I attended a one day writing course a couple of years ago with the Australian Writers Centre and have toyed with the idea of writing a fiction novel and daring to get published ever since. I am starting to get serious about pursuing this dream goal as in recent months I have allowed characters and plots to start taking shape in my mind. Today I flexed my story telling muscles and completed a mini writing workout producing the result below. Wondering if the paragraphs below are any good. If worthy of readers out there the creative spurt below or an evolved version of it, may find its way into a full fiction novel…let’s see what happens as the creative juices flow. Can I do this? Time will tell I guess. I have to remind myself that ‘The journey of a thousand miles begins with a single step’.

It was the only class she excitedly awaited each week and having thirsted for it, she eagerly skipped into the classroom at the sound of the school bell after lunch recess on a Thursday afternoon. She wondered if the timetable for year six could be altered so that she did not have to wait till past the middle of the week. The wait was torturous but in her usual positive way she was grateful despite the arduous wait that her beloved English Literature class had finally arrived.
Doe eyed she sat in the hour long class hanging off every magical word spoken by learned and gentle Mrs Andrews. During the week prior, the class had collectively finished reading Emily Bronte’s Wuthering Heights. Heathcliff and Catherine’s tragic plight had led her to shed tears. She felt their pain and lamented the misunderstandings that conspired to keep Heathcliffe and Catherine apart, the cruelty of societal class structures and the loss of a love that transcended their earthly selves. However the genre of gothic tragedy weighed heavily on young Ava’s mind and she was ready for the cerebral assault that was promised by the next classical literature selection of Jane Austin’s ‘Pride and Prejudice’.
‘Pride and Prejudice’ proved to be everything and more. It was the page turner Ava hoped it would be. Ava and her classmates took turns in reading the chapters out loud and discussed the characters and the content of each chapter over the course of three weeks. Ava was mesmerized by handsome Mr Darcy and envied Elizabeth Bennett. She had visions of Mr Darcy uttering those delectable words to her – “If however, your feelings have changed, I will have to tell you: you have bewitched me, body and soul, and I love, I love, I love you. I never wish to be parted from you from this day on.” Oh how different her world would be had she found her Mr Darcy. She came close once but duty to family and the pursuit of a career in marketing had intervened.

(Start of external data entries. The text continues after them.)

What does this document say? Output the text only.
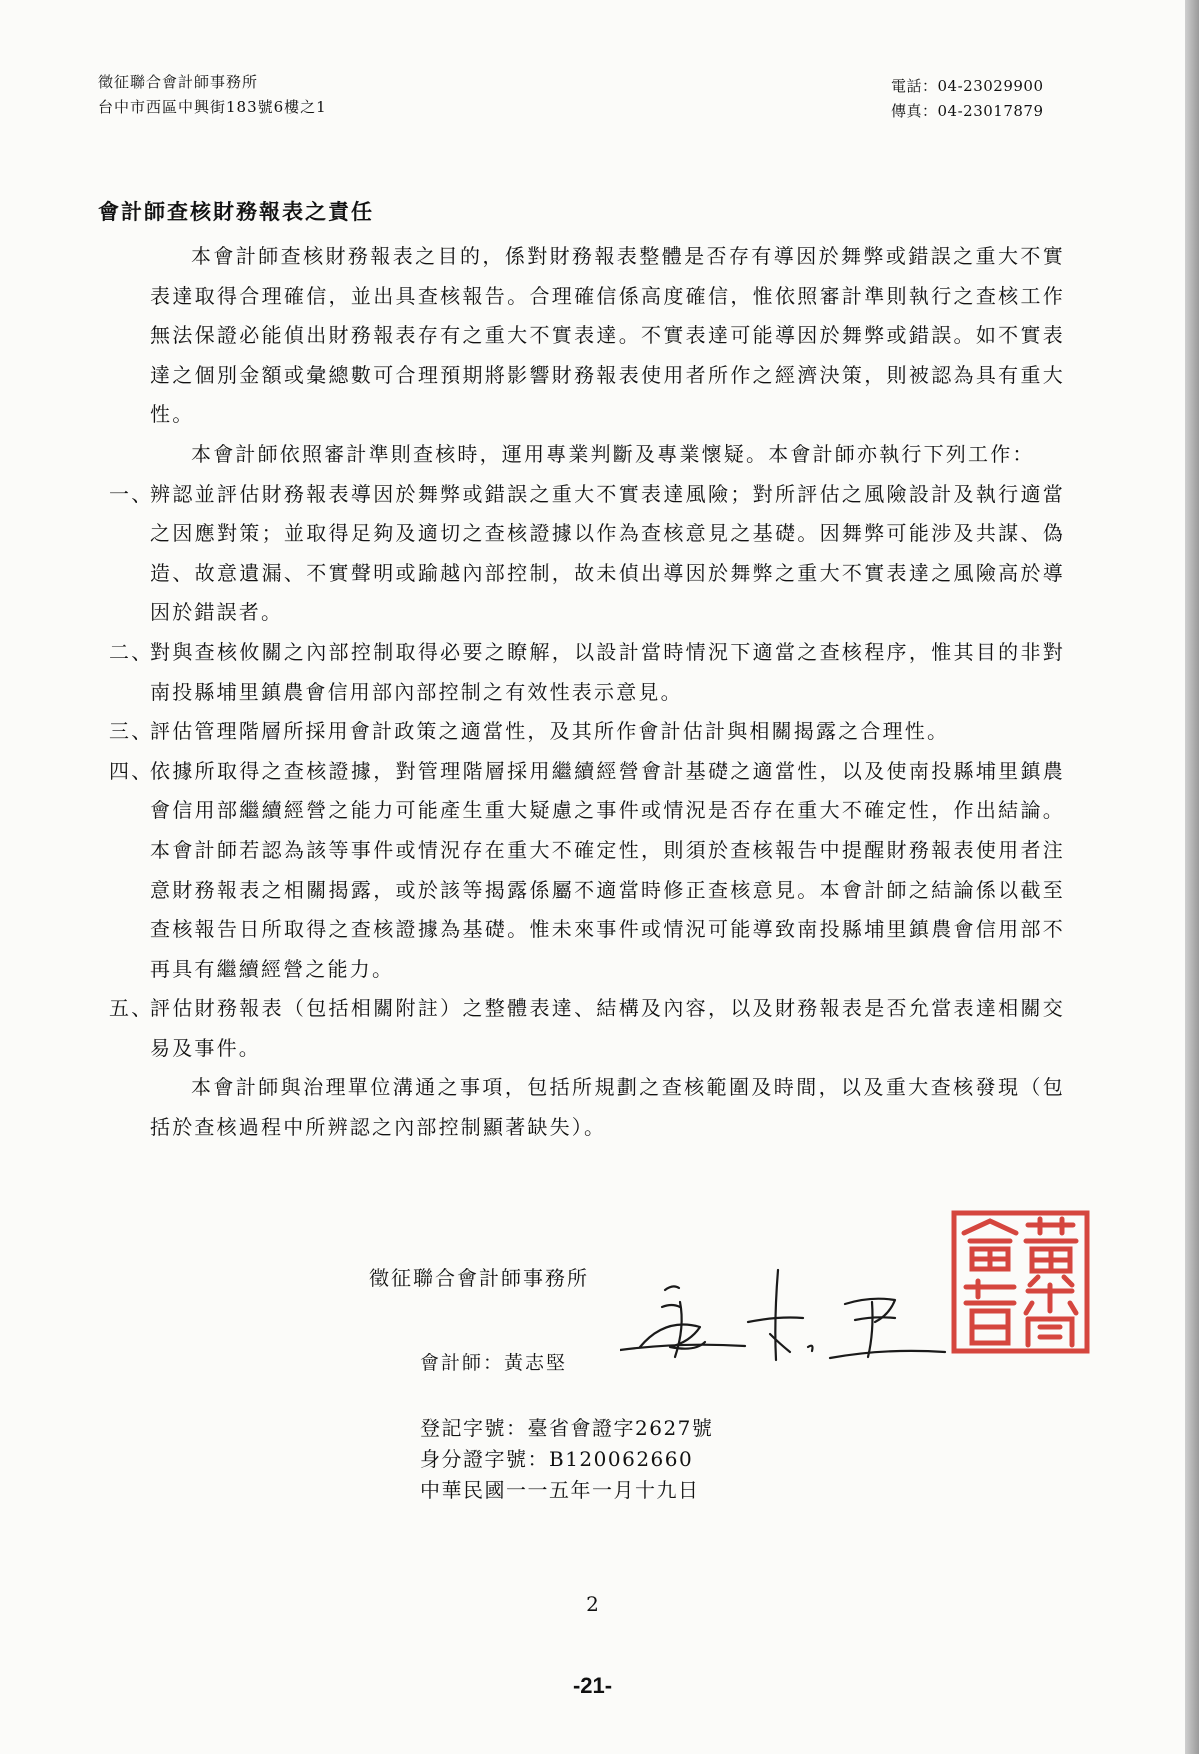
徵征聯合會計師事務所
台中市西區中興街183號6樓之1
電話：04-23029900
傳真：04-23017879
會計師查核財務報表之責任

本會計師查核財務報表之目的，係對財務報表整體是否存有導因於舞弊或錯誤之重大不實表達取得合理確信，並出具查核報告。合理確信係高度確信，惟依照審計準則執行之查核工作無法保證必能偵出財務報表存有之重大不實表達。不實表達可能導因於舞弊或錯誤。如不實表達之個別金額或彙總數可合理預期將影響財務報表使用者所作之經濟決策，則被認為具有重大性。

本會計師依照審計準則查核時，運用專業判斷及專業懷疑。本會計師亦執行下列工作：

一、
辨認並評估財務報表導因於舞弊或錯誤之重大不實表達風險；對所評估之風險設計及執行適當之因應對策；並取得足夠及適切之查核證據以作為查核意見之基礎。因舞弊可能涉及共謀、偽造、故意遺漏、不實聲明或踰越內部控制，故未偵出導因於舞弊之重大不實表達之風險高於導因於錯誤者。
二、
對與查核攸關之內部控制取得必要之瞭解，以設計當時情況下適當之查核程序，惟其目的非對南投縣埔里鎮農會信用部內部控制之有效性表示意見。
三、
評估管理階層所採用會計政策之適當性，及其所作會計估計與相關揭露之合理性。
四、
依據所取得之查核證據，對管理階層採用繼續經營會計基礎之適當性，以及使南投縣埔里鎮農會信用部繼續經營之能力可能產生重大疑慮之事件或情況是否存在重大不確定性，作出結論。本會計師若認為該等事件或情況存在重大不確定性，則須於查核報告中提醒財務報表使用者注意財務報表之相關揭露，或於該等揭露係屬不適當時修正查核意見。本會計師之結論係以截至查核報告日所取得之查核證據為基礎。惟未來事件或情況可能導致南投縣埔里鎮農會信用部不再具有繼續經營之能力。
五、
評估財務報表（包括相關附註）之整體表達、結構及內容，以及財務報表是否允當表達相關交易及事件。

本會計師與治理單位溝通之事項，包括所規劃之查核範圍及時間，以及重大查核發現（包括於查核過程中所辨認之內部控制顯著缺失）。

徵征聯合會計師事務所
會計師：黃志堅
登記字號：臺省會證字2627號
身分證字號：B120062660
中華民國一一五年一月十九日
2
-21-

As she wondered if her Mr Darcy would ever find her or her him, a loud urgent knock on the door broke her fond reminisce of a time when she soaked up the literature classics, when she inhabited the world of her favourite characters and lived vicariously through them – characters that were the creations of authors Emily and Charlotte Bronte, Jane Austin, Thomas Hardy and Charles Dickens. The cause of the interruption to her distant reverie was Ms Daily her diligent and prompt Executive Manager who came to remind her of her 9.30 am appointment with Mrs Jamieson the owner of an emerging wine company who wanted Ava and the genius talent she hired to work for her at her marketing firm EnvisionEdge to undertake a comprehensive branding and marketing campaign for a series of soon to be released moscatos and roses’ aimed at the female consumer. Ms Daily wore her auburn tresses in a slightly messy hair bun. She was impeccable in a chic houndstooth blazer, black wide leg trousers and two inch heeled-pumps. Although regretting the inconvenient interruption to her recall of a happy time, Ava knew this assignment was an important one. Just like the strong determined women from the English classics she so loved, She knew she had and would continue to forge paths to success for herself and the company she worked tirelessly to build from the ground up.